Correlation Between Franklin and Global Hard
Can any of the company-specific risk be diversified away by investing in both Franklin and Global Hard at the same time? Although using a correlation coefficient on its own may not help to predict future stock returns, this module helps to understand the diversifiable risk of combining Franklin and Global Hard into the same portfolio, which is an essential part of the fundamental portfolio management process.
By analyzing existing cross correlation between Franklin Government Money and Global Hard Assets, you can compare the effects of market volatilities on Franklin and Global Hard and check how they will diversify away market risk if combined in the same portfolio for a given time horizon. You can also utilize pair trading strategies of matching a long position in Franklin with a short position of Global Hard. Check out your portfolio center. Please also check ongoing floating volatility patterns of Franklin and Global Hard.
Diversification Opportunities for Franklin and Global Hard
0.0 | Correlation Coefficient |
Pay attention - limited upside
The 3 months correlation between Franklin and GLOBAL is 0.0. Overlapping area represents the amount of risk that can be diversified away by holding Franklin Government Money and Global Hard Assets in the same portfolio, assuming nothing else is changed. The correlation between historical prices or returns on Global Hard Assets and Franklin is a relative statistical measure of the degree to which these equity instruments tend to move together. The correlation coefficient measures the extent to which returns on Franklin Government Money are associated (or correlated) with Global Hard. Values of the correlation coefficient range from -1 to +1, where. The correlation of zero (0) is possible when the price movement of Global Hard Assets has no effect on the direction of Franklin i.e., Franklin and Global Hard go up and down completely randomly.

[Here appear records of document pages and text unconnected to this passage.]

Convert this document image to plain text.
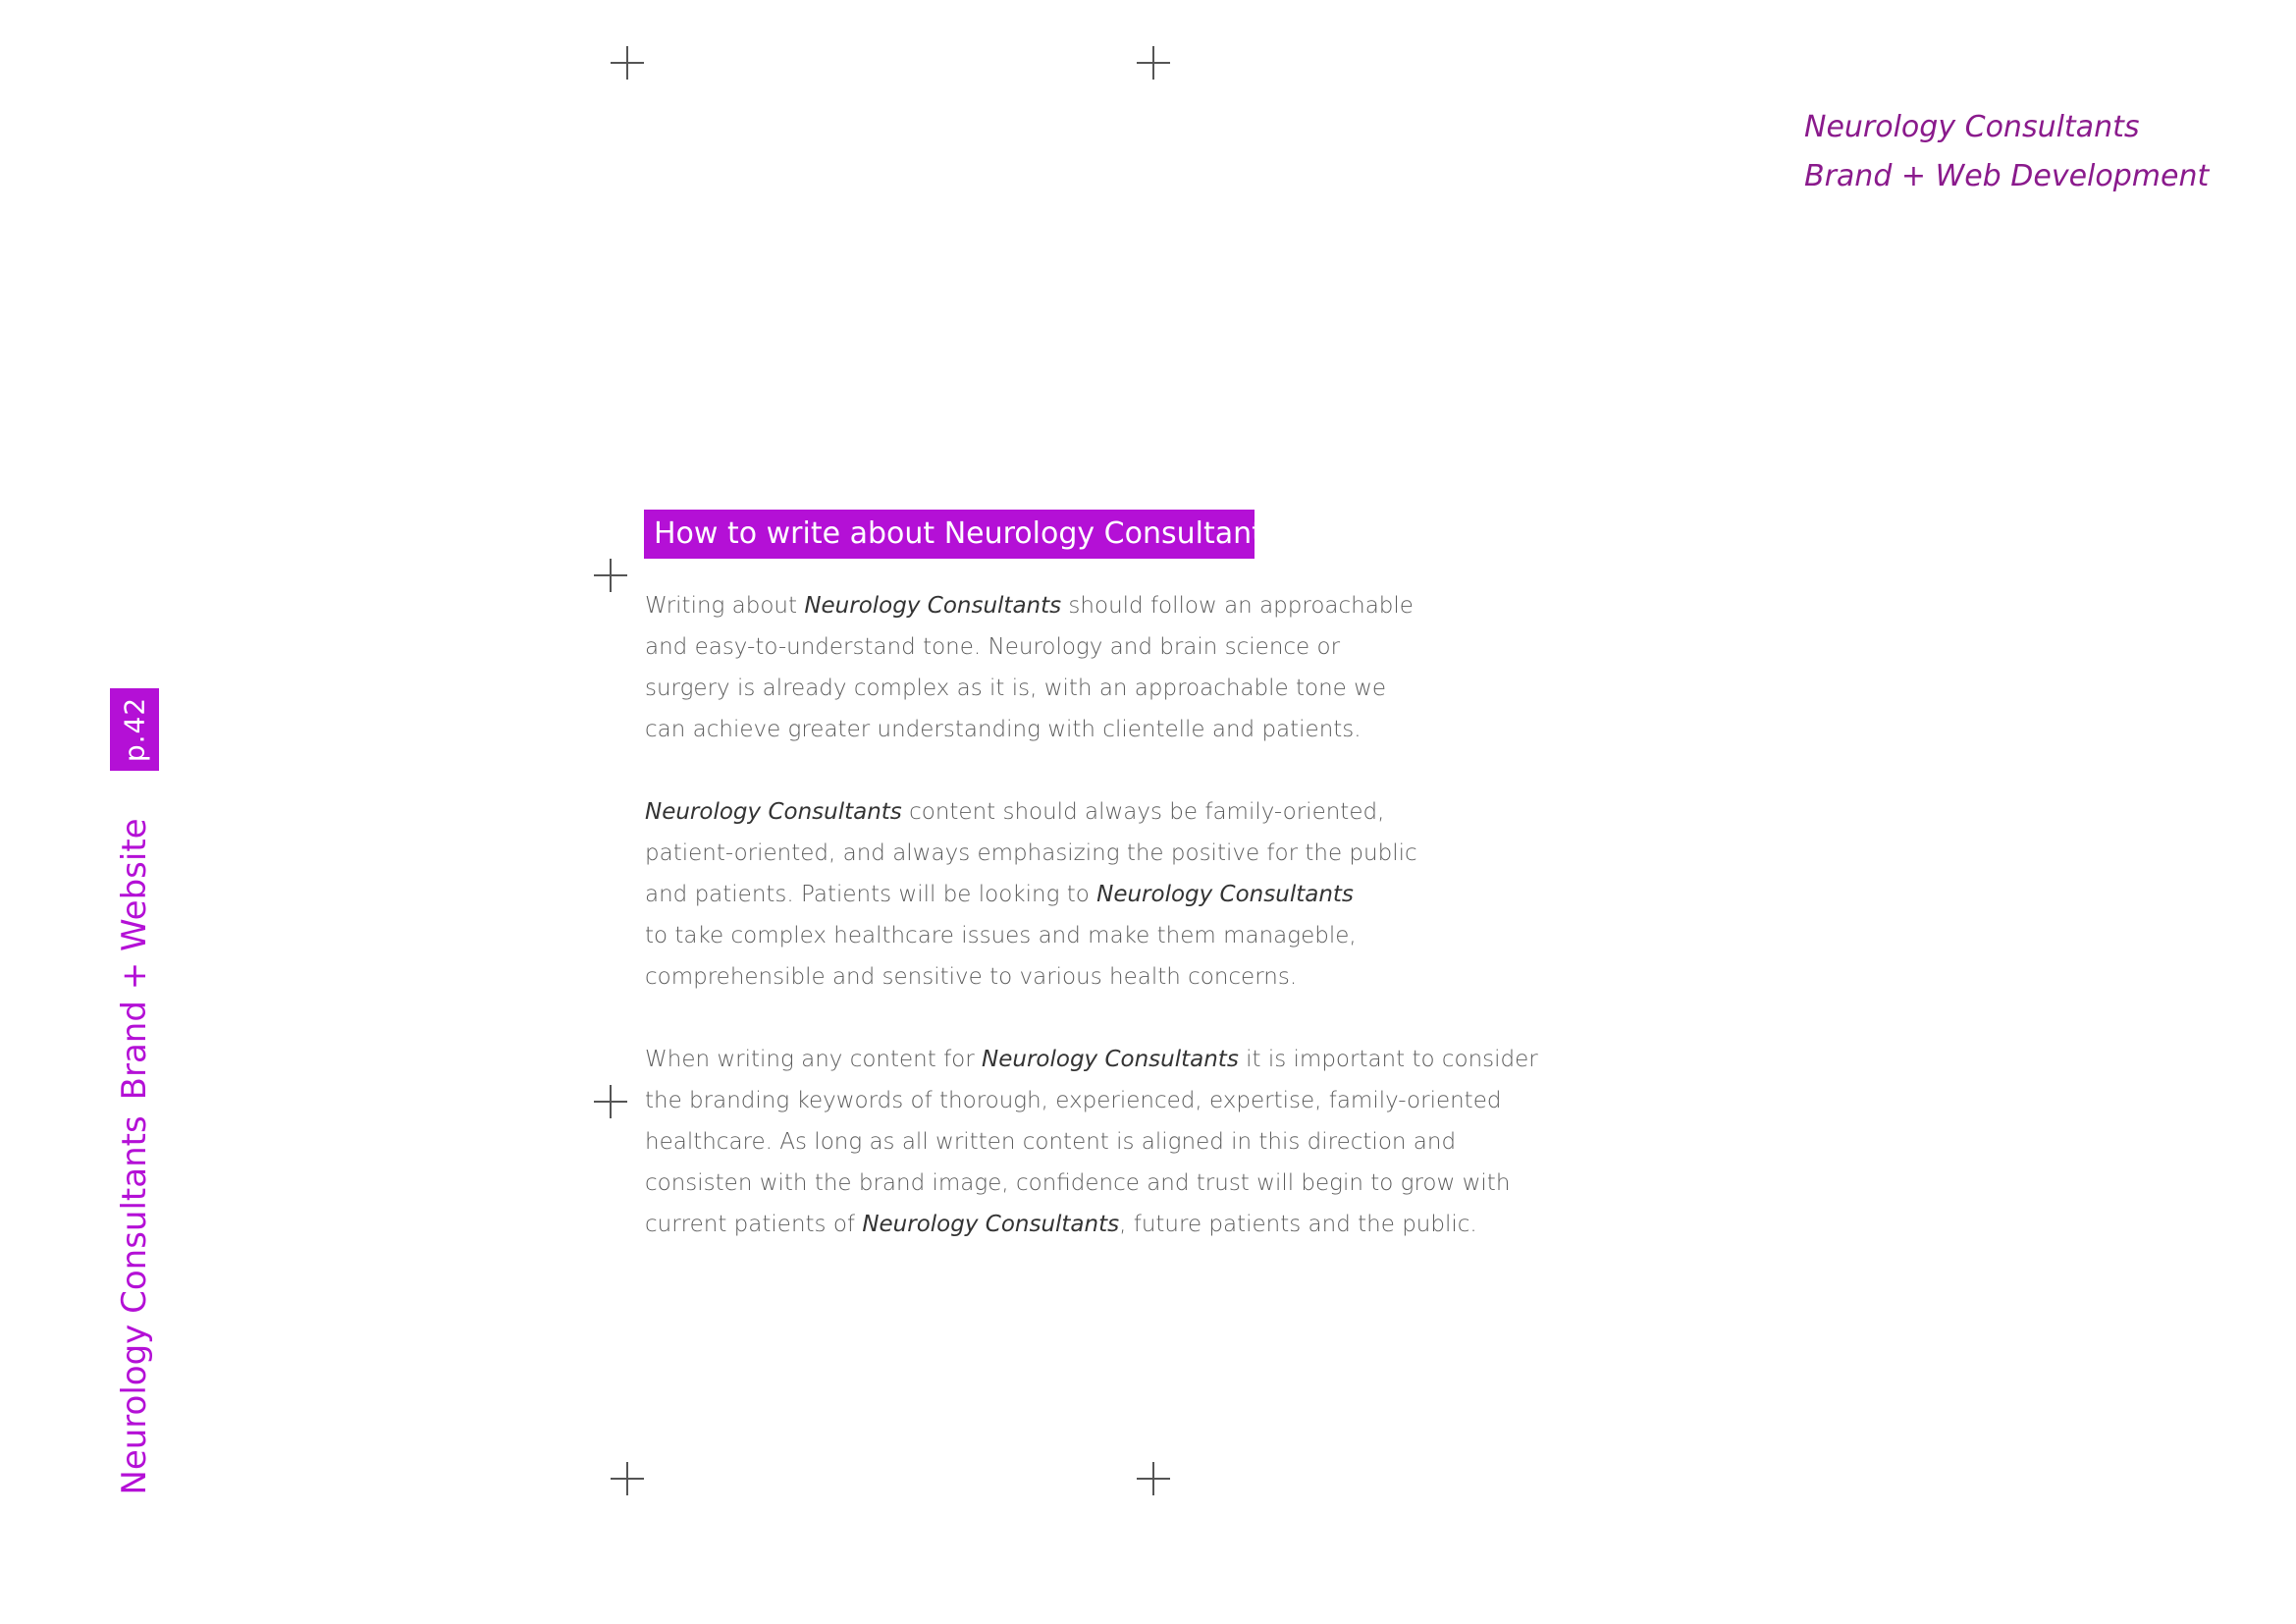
Neurology Consultants
Brand + Web Development
p.42
Neurology ConsultantsBrand + Website
How to write about Neurology Consultants

Writing about Neurology Consultants should follow an approachable
and easy-to-understand tone. Neurology and brain science or
surgery is already complex as it is, with an approachable tone we
can achieve greater understanding with clientelle and patients.

Neurology Consultants content should always be family-oriented,
patient-oriented, and always emphasizing the positive for the public
and patients. Patients will be looking to Neurology Consultants
to take complex healthcare issues and make them manageble,
comprehensible and sensitive to various health concerns.

When writing any content for Neurology Consultants it is important to consider
the branding keywords of thorough, experienced, expertise, family-oriented
healthcare. As long as all written content is aligned in this direction and
consisten with the brand image, confidence and trust will begin to grow with
current patients of Neurology Consultants, future patients and the public.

Pair Corralation between Franklin and Global Hard
If you would invest 3,615 in Global Hard Assets on December 29, 2024 and sell it today you would earn a total of 295.00 from holding Global Hard Assets or generate 8.16% return on investment over 90 days.
Time Period | 3 Months [change] |
Direction | Flat |
Strength | Insignificant |
Accuracy | 96.83% |
Values | Daily Returns |
Franklin Government Money vs. Global Hard Assets
Performance |
Timeline |
Franklin Government Money |
Global Hard Assets |
Franklin and Global Hard Volatility Contrast
Predicted Return Density |
Returns |
Pair Trading with Franklin and Global Hard
The main advantage of trading using opposite Franklin and Global Hard positions is that it hedges away some unsystematic risk. Because of two separate transactions, even if Franklin position performs unexpectedly, Global Hard can make up some of the losses. Pair trading also minimizes risk from directional movements in the market. For example, if an entire industry or sector drops because of unexpected headlines, the short position in Global Hard will offset losses from the drop in Global Hard's long position.Franklin vs. Rbc Funds Trust | Franklin vs. The Short Term Municipal | Franklin vs. Short Term Government Fund | Franklin vs. Gamco Global Telecommunications |
Global Hard vs. Lord Abbett Affiliated | Global Hard vs. Cb Large Cap | Global Hard vs. Large Cap Fund | Global Hard vs. Dodge Cox Stock |
Check out your portfolio center.Note that this page's information should be used as a complementary analysis to find the right mix of equity instruments to add to your existing portfolios or create a brand new portfolio. You can also try the Aroon Oscillator module to analyze current equity momentum using Aroon Oscillator and other momentum ratios.